Industrial Plants Can Be Disrupted With a Remote

By | August 05, 2013

Posted in: Network Security Trends

Industrial Plants Can Be Disrupted With a Remote

The wireless control systems used at many major infrastructure facilities have vulnerabilities which could allow a hacker with a radio frequency (RF) transceiver to close down a plant from up to 40 miles away; two security researchers told the Black Hat convention in Las Vegas.

Lucas Apa and Carlos Mario Penagos Hollman of IOActive said in a presentation that they had found vulnerabilities in every wireless device developed over the past few years by three leading industrial wireless automation solution providers.

The devices were widely used by many companies in the energy, oil, water, nuclear, natural gas, and refined fuels sectors.

“An untrusted user or group within a 40-mile range could read from and inject data into these devices using radio frequency transceivers,” the researchers said.
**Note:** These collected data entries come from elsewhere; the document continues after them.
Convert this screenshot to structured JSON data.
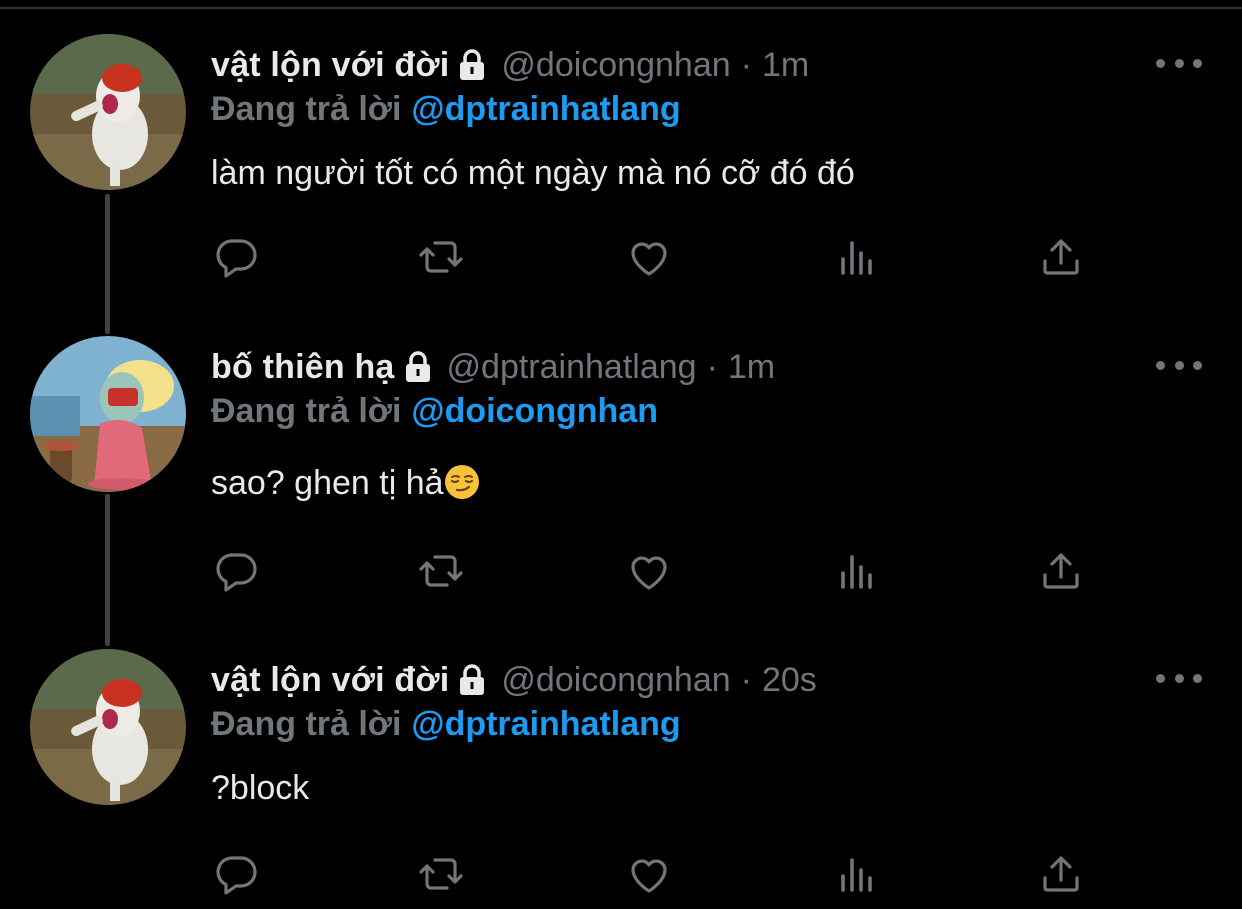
{
  "thread": [
    {
      "author": {
        "name": "vật lộn với đời",
        "handle": "@doicongnhan",
        "time": "1m"
      },
      "replying_label": "Đang trả lời",
      "replying_to": "@dptrainhatlang",
      "text": "làm người tốt có một ngày mà nó cỡ đó đó",
      "avatar": "rabbid-avatar"
    },
    {
      "author": {
        "name": "bố thiên hạ",
        "handle": "@dptrainhatlang",
        "time": "1m"
      },
      "replying_label": "Đang trả lời",
      "replying_to": "@doicongnhan",
      "text": "sao? ghen tị hả",
      "emoji": "smirking-face",
      "avatar": "squidward-avatar"
    },
    {
      "author": {
        "name": "vật lộn với đời",
        "handle": "@doicongnhan",
        "time": "20s"
      },
      "replying_label": "Đang trả lời",
      "replying_to": "@dptrainhatlang",
      "text": "?block",
      "avatar": "rabbid-avatar"
    }
  ],
  "separator": "·",
  "icons": {
    "reply": "reply-icon",
    "retweet": "retweet-icon",
    "like": "like-icon",
    "views": "views-icon",
    "share": "share-icon",
    "more": "more-icon",
    "lock": "lock-icon"
  },
  "colors": {
    "background": "#000000",
    "text": "#e7e9ea",
    "muted": "#71767b",
    "mention": "#1d9bf0",
    "thread_line": "#3e4144"
  }
}
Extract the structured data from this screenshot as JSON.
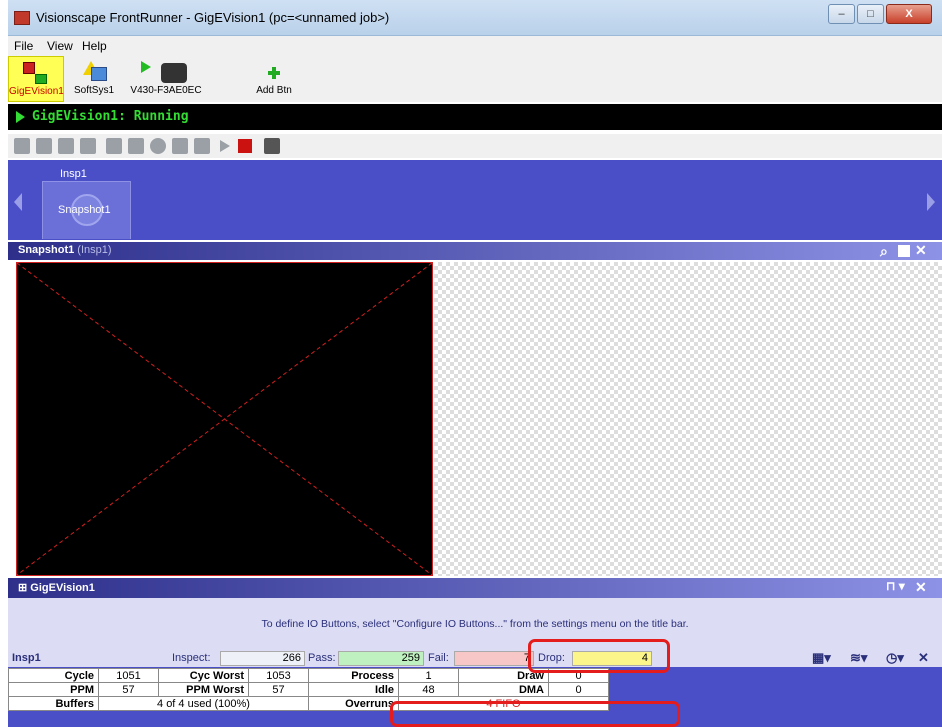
{
  "window": {
    "title": "Visionscape FrontRunner - GigEVision1 (pc=<unnamed job>)",
    "min": "–",
    "max": "□",
    "close": "X"
  },
  "menu": [
    "File",
    "View",
    "Help"
  ],
  "devices": [
    {
      "label": "GigEVision1",
      "icon": "camera-device-icon"
    },
    {
      "label": "SoftSys1",
      "icon": "softsys-warning-icon"
    },
    {
      "label": "V430-F3AE0EC",
      "icon": "v430-camera-icon"
    },
    {
      "label": "Add Btn",
      "icon": "add-icon"
    }
  ],
  "status": {
    "text": "GigEVision1: Running",
    "color": "#33dd33"
  },
  "inspection": {
    "name": "Insp1",
    "snapshot": "Snapshot1"
  },
  "view": {
    "title": "Snapshot1",
    "subtitle": "(Insp1)"
  },
  "io": {
    "title": "GigEVision1",
    "message": "To define IO Buttons, select \"Configure IO Buttons...\" from the settings menu on the title bar."
  },
  "insp_bar": {
    "name": "Insp1",
    "inspect_label": "Inspect:",
    "inspect_value": "266",
    "pass_label": "Pass:",
    "pass_value": "259",
    "fail_label": "Fail:",
    "fail_value": "7",
    "drop_label": "Drop:",
    "drop_value": "4"
  },
  "stats": {
    "cycle_label": "Cycle",
    "cycle": "1051",
    "cyc_worst_label": "Cyc Worst",
    "cyc_worst": "1053",
    "process_label": "Process",
    "process": "1",
    "draw_label": "Draw",
    "draw": "0",
    "ppm_label": "PPM",
    "ppm": "57",
    "ppm_worst_label": "PPM Worst",
    "ppm_worst": "57",
    "idle_label": "Idle",
    "idle": "48",
    "dma_label": "DMA",
    "dma": "0",
    "buffers_label": "Buffers",
    "buffers": "4 of 4 used (100%)",
    "overruns_label": "Overruns",
    "overruns": "4 FIFO"
  },
  "colors": {
    "panel": "#4a4fc8",
    "highlight": "#e41c1c",
    "pass": "#bff0bf",
    "fail": "#f7c6c6",
    "drop": "#fbf58a"
  }
}
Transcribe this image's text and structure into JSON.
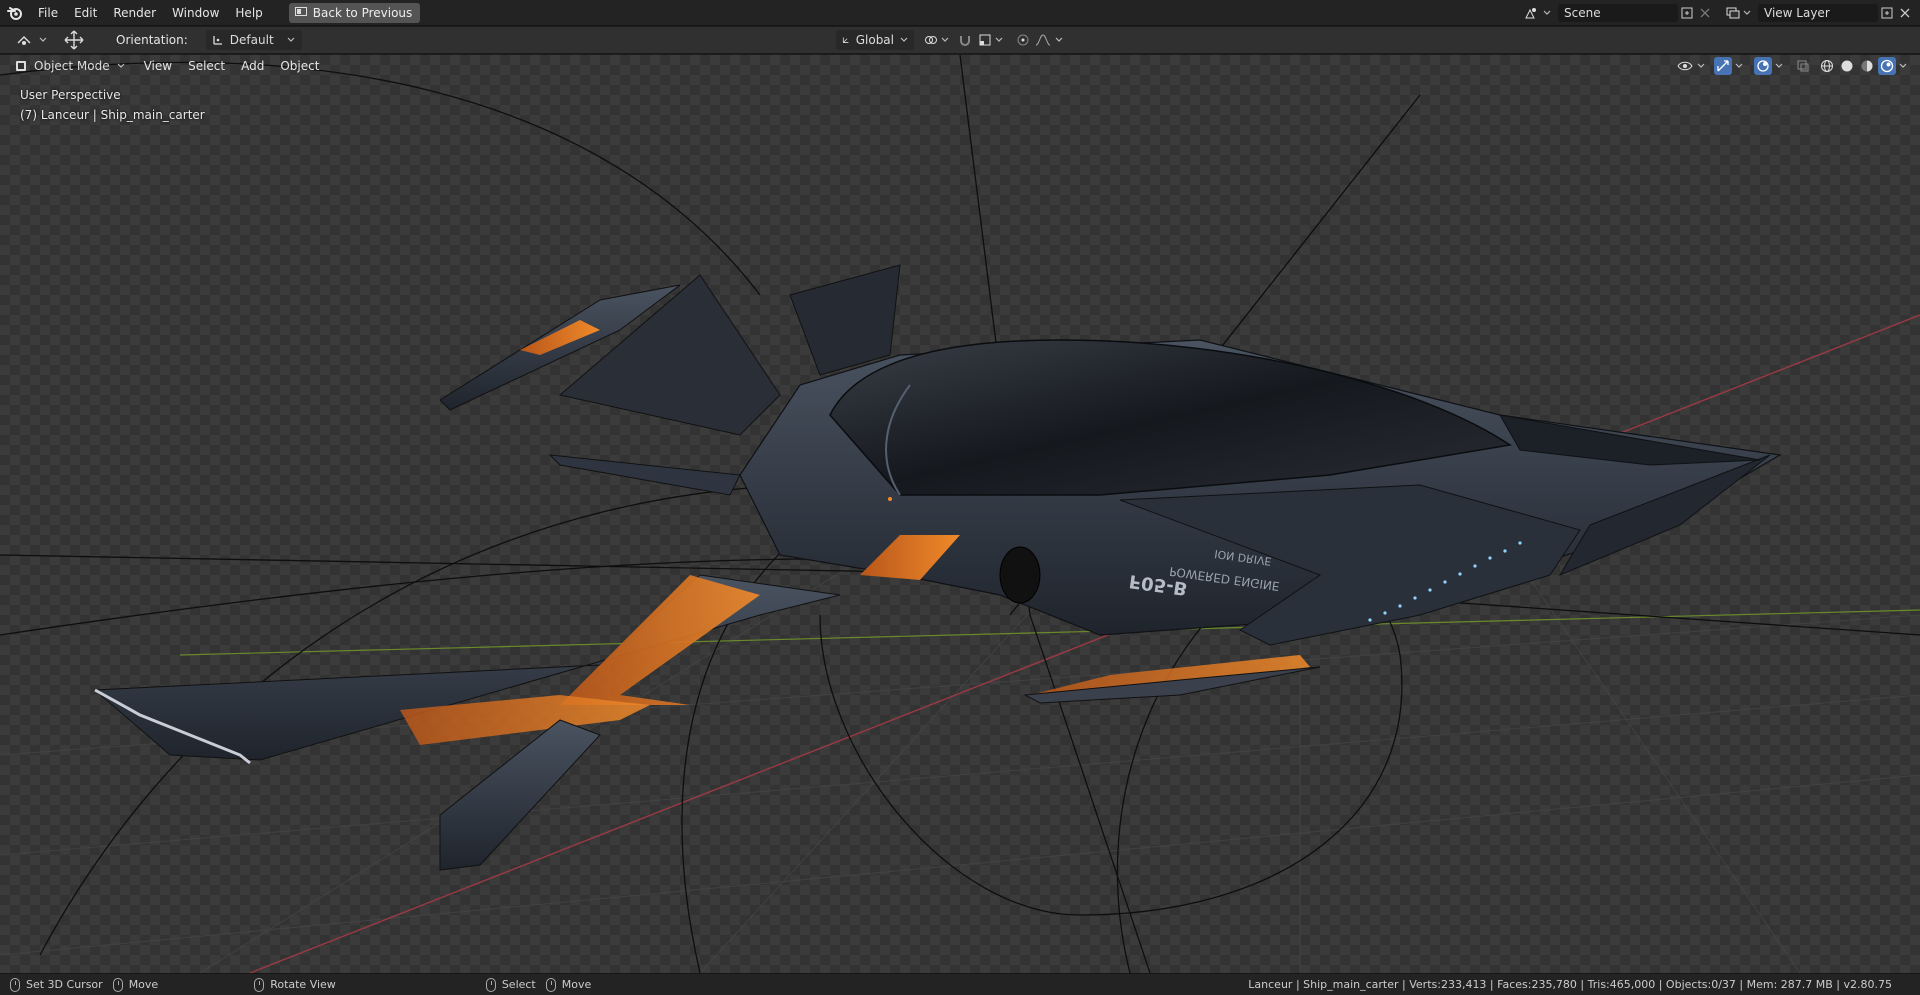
{
  "topbar": {
    "menus": [
      "File",
      "Edit",
      "Render",
      "Window",
      "Help"
    ],
    "back_button": "Back to Previous",
    "scene_field": "Scene",
    "view_layer_field": "View Layer"
  },
  "toolheader": {
    "orientation_label": "Orientation:",
    "orientation_value": "Default",
    "transform_orientation": "Global"
  },
  "viewport_header": {
    "mode": "Object Mode",
    "menus": [
      "View",
      "Select",
      "Add",
      "Object"
    ]
  },
  "viewport": {
    "perspective_label": "User Perspective",
    "object_label": "(7) Lanceur | Ship_main_carter",
    "hull_text_1": "ION DRIVE",
    "hull_text_2": "POWERED ENGINE",
    "hull_text_3": "F05-B"
  },
  "statusbar": {
    "items": [
      "Set 3D Cursor",
      "Move",
      "Rotate View",
      "Select",
      "Move"
    ],
    "stats": "Lanceur | Ship_main_carter | Verts:233,413 | Faces:235,780 | Tris:465,000 | Objects:0/37 | Mem: 287.7 MB | v2.80.75"
  },
  "colors": {
    "accent_blue": "#4772b3",
    "hull_orange": "#e07a1f",
    "hull_dark": "#2c323c"
  }
}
“A remotely and wirelessly exploitable memory corruption bug could disable all the sensor nodes and forever shut down an entire facility.”

They said that when sensors and transmitters were attacked, remote sensor measurements on which critical decisions are made could be modified. “This can lead to unexpected, harmful, and dangerous consequences.”

The researchers focused on the cryptographic keys used in sensor networks.

They said that the three vendors whose products they analysed – whom they did not name – shared several characteristics: a vague concern about security at all phases of development and design; faulty implementation leading to the potential of a compromised network; and contradictions in their documentation relating to security features.

“Researchers are continuing to write academic papers about the future of wireless sensor networks and key distribution,” their paper said. “In the meantime, industrial security certification and evaluation programs should, at minimum, discuss this topic in more detail. Also, industrial companies that rely on wireless technologies should re-examine their key design and implementation processes and become aware of how secrets are stored on and shared by their devices.”